Dr. Smith is a strong proponent of “making the clean [gas or electric] available, rather than making what’s available [biomass] clean. Gas and/or electricity are already used by 60 percent of humanity and cook every possible cuisine without problem and meet the WHO IAQGs without problem,” he says. “Shouldn’t they have much more of our attention?”
In January, Dr. Smith and his Indian colleagues began a new study, where all the biomass stoves in a north Indian village will be replaced with LPG stoves. By replacing all the stoves, the research team expects to minimize exposure to smoke produced by others.
“If your neighbors are cooking with open fires, you’re still going to get a lot of exposure,” Dr. Smith explains. “We have to think about community interventions, and in this, we’ve learned a lot from those working to improve sanitation in these villages.”
However, other investigators stress the importance of transition technologies using cleaner burning biomass stoves. Dr. Balmes believes that replacing traditional cookstoves in rapidly developing countries like India and China with electric or gas stoves is the best choice but is not yet an option in many regions of the world’s poorest countries including Malawi.
“Malawi won’t have a distribution system for gas or an electric grid for 20 years or more,” Dr. Balmes said. “In fact, the U.N.’s International Energy Agency predicted that most of sub-Saharan Africa won’t have an electrical grid until 2040.”
Given that reality, Dr. Martin believes that implementation at scale of cleaner cooking solutions available today represents a major step forward, and he is encouraged that the Global Alliance for Clean Cookstoves and the International Standards Organization (ISO) in The Hague are developing cookstove standards that will assess stove quality and inform consumers in low resource settings exactly what benefits they can expect.
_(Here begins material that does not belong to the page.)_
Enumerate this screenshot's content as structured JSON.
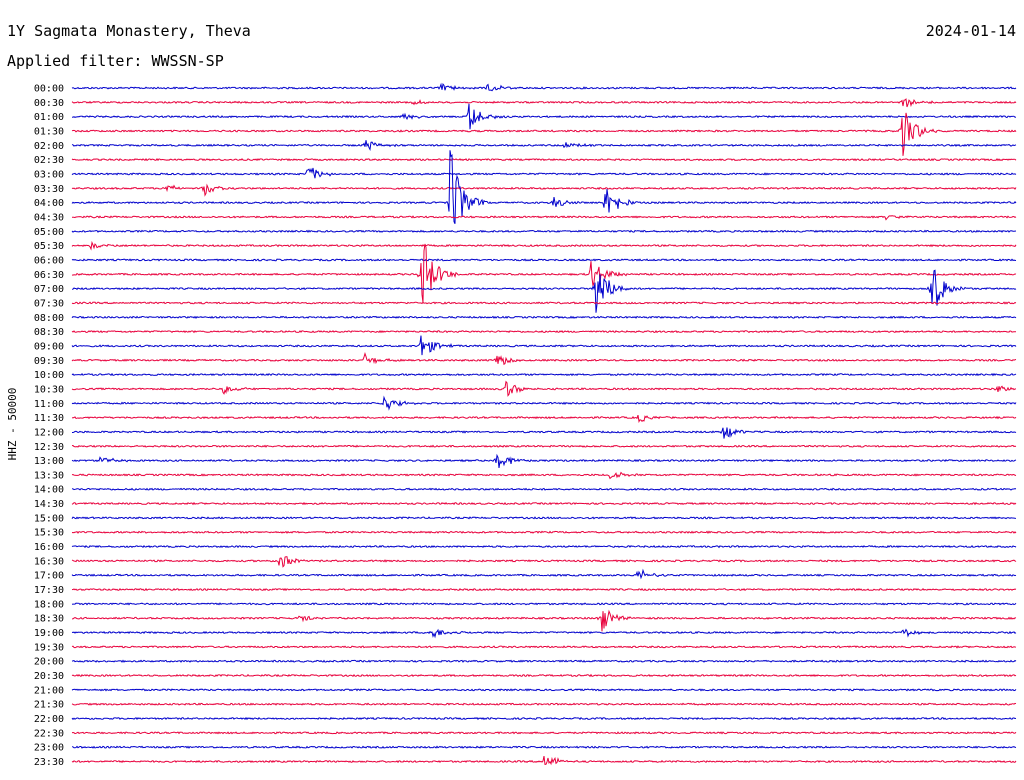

“Moving up the ‘energy ladder’ for the world’s most disadvantaged populations will occur at a different pace and in different ways depending on the country, its culture, and economic growth,” Dr. Martin adds.
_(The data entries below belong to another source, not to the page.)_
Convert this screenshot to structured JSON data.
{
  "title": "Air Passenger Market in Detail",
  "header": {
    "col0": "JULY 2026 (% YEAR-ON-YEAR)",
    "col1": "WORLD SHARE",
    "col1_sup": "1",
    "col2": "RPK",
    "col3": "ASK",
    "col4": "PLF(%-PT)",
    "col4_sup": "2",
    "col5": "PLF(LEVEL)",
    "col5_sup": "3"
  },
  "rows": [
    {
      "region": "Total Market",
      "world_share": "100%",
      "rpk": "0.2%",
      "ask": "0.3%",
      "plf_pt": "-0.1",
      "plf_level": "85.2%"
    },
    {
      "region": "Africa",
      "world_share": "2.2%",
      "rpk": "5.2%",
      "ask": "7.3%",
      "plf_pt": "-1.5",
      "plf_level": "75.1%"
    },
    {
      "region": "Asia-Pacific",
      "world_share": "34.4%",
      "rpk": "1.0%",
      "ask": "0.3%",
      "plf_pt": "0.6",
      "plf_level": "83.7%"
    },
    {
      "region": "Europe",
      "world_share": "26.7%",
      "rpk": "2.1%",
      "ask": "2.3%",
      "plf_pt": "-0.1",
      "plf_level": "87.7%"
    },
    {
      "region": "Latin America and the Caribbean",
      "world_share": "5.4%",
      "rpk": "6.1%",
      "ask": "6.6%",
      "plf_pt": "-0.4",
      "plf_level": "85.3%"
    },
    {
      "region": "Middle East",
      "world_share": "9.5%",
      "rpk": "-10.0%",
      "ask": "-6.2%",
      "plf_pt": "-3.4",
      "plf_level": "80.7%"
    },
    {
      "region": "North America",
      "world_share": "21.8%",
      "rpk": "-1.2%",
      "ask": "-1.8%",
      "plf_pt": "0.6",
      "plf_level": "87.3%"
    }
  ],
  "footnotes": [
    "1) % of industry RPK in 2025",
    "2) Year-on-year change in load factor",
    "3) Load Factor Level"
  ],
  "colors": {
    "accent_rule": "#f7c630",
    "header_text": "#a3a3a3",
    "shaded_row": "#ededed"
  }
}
Beyond Resources and Infrastructure
Even if the infrastructure were available everywhere to allow all the world’s homes to have clean-burning stoves, other obstacles would hinder universal adoption. Cost is the principal one, but champions of the cause recognize that cultural barriers also hinder efforts.
“Stacking” is the term used to describe households that continue to use their traditional smoky stoves even after having acquired a cleaner-burning one. Sometimes this is for economic reasons. Gathered wood is free, cleaner-burning pellets are not, and LPG is even more expensive. There are also cultural hurdles, like a tradition of cooking certain foods a certain way. Interestingly, researchers hypothesize that wider adoption of cleaner cookstoves is likely when the stoves can also be used to generate electricity to charge cellphones, which are nearly universal, even in the poorest households.
Researchers have reported other cultural barriers rooted in gender-ascribed roles. “If you live in a strong patriarchal society and are surviving on a dollar or two a day, and the man of the household wants to spend the money on something other than a clean stove, well, that’s a problem that has to change,” Dr. Martin explains, noting that the Global Alliance for Clean Cookstoves sees part of its mission as empowering women. “There are deeply rooted patterns of behavior and beliefs that create barriers.”
Although the day when all people cook with stoves that don’t harm their health is not yet in sight, incremental gains appear likely and beneficial.
“We need to reach a tipping point of awareness and expectation that every family ought to have a clean cooking solution for their household,” Dr. Martin says.